Almost 200,000 staff working in UK higher education face major changes to their future pensions after the deficit of the sector’s main provider soared to £12.6 billion, an expert has warned.
Despite achieving investment returns of more than 20 per cent in the past financial year – adding an extra £10.2 billion to its assets in 2016-17 – the Universities Superannuation Scheme has seen the hole in its balance sheet increase substantially.
According to its latest annual report published on 25 July, the USS had assets of £60 billion on 31 March 2017 against liabilities (the value of its pension promises to staff) of £72.6 billion, which increased by £12.8 billion. This put the scheme’s “funding level” at 83 per cent, significantly worse than the 89 per cent valuation in March 2014 that precipitated the closure of final salary pensions for future service.
If the latest mortality figures are used, reflecting improved life expectancy among USS members, the deficit rises to £17.5 billion, the company's annual report also states.

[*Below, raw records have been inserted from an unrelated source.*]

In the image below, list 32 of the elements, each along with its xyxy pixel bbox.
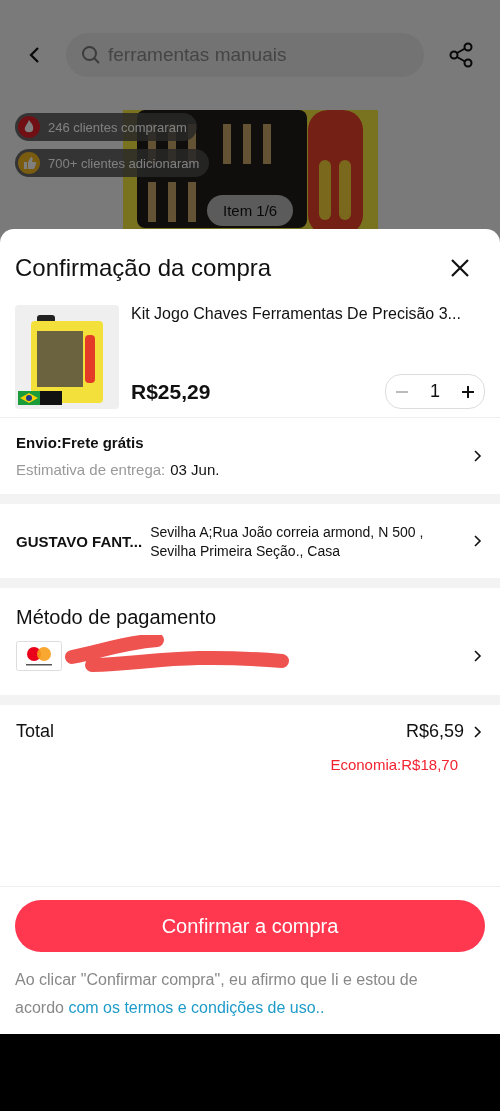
product-price: R$25,29 (131, 379, 211, 404)
delivery-date: 03 Jun. (170, 461, 220, 478)
total-amount: R$6,59 (405, 721, 464, 742)
terms-link[interactable]: com os termos e condições de uso.. (68, 999, 325, 1016)
thumbs-up-icon (18, 152, 40, 174)
share-icon[interactable] (448, 42, 474, 68)
image-counter: Item 1/6 (207, 195, 294, 226)
chevron-right-icon[interactable] (474, 650, 482, 662)
quantity-value: 1 (430, 381, 440, 402)
section-title: Método de pagamento (16, 606, 218, 629)
product-name: Kit Jogo Chaves Ferramentas De Precisão 3... (131, 305, 462, 323)
recipient-name: GUSTAVO FANT... (16, 532, 143, 550)
badge-text: 246 clientes compraram (48, 119, 187, 135)
sheet-title: Confirmação da compra (15, 254, 272, 282)
total-label: Total (16, 721, 55, 742)
close-icon[interactable] (450, 258, 470, 278)
badge-text: 700+ clientes adicionaram (48, 155, 200, 171)
delivery-estimate-label: Estimativa de entrega: (16, 461, 166, 478)
terms-notice: Ao clicar "Confirmar compra", eu afirmo que li e estou de acordo com os termos e condições de uso.. (15, 970, 419, 1018)
chevron-right-icon[interactable] (474, 535, 482, 547)
plus-icon[interactable] (460, 383, 476, 400)
flame-icon (18, 116, 40, 138)
card-logo-icon (16, 641, 62, 671)
chevron-right-icon[interactable] (474, 725, 482, 738)
address-line: Sevilha Primeira Seção., Casa (150, 542, 341, 559)
search-icon (81, 45, 101, 65)
address-line: Sevilha A;Rua João correia armond, N 500 , (150, 523, 425, 540)
shipping-method: Envio:Frete grátis (16, 434, 145, 451)
savings-amount: Economia:R$18,70 (330, 756, 458, 773)
back-icon[interactable] (28, 46, 42, 64)
chevron-right-icon[interactable] (474, 450, 482, 462)
confirm-purchase-button[interactable]: Confirmar a compra (15, 900, 485, 952)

About 184,000 university staff – mainly at pre-1992 universities – currently contribute towards a USS pension, as do another 6,500 non-university staff working in the higher education sector.
The latest report on the health of USS – the UK’s largest private pension scheme – is significant because it gives an indication of the size of deficit at the next triennial valuation, which is likely to be announced later this year.
To ensure that the pension scheme remains solvent, the USS will be required to submit a plan to the Pensions Regulator to reduce the deficit. This could include proposals for universities to increase their contributions from 18 per cent of salary, staff to pay more towards the cost of pensions, the value of future pension payouts to decrease, or a mixture of all three options.
John Ralfe, an independent pensions adviser, said he believed that “drastic action” was required to address the multibillion pound shortfall in the USS scheme.
“Money will need to come out of teaching and research for many years to shift this huge deficit,” said Mr Ralfe, who added that “new future pensions will have to change to reduce cost and risk”.
The £12.6 billion shortfall is more than twice the £5.3 billion deficit measured in March 2014 and includes savings from the closure of final salary pensions for future service. USS members now receive a defined benefit pension up to a £55,000 salary threshold, with a new defined contribution scheme available for contributions on salary above this level.
Commenting on the USS’ latest results, Bill Galvin, its chief executive, explained that “historically low gilt yields and reduced expectations for future investment returns present challenges, which we are working with stakeholders to resolve”.
“We don’t yet know the outcome of the 2017 valuation but I have no doubt that USS will continue to provide high-quality pension arrangements tailored to the needs of the sector,” he added.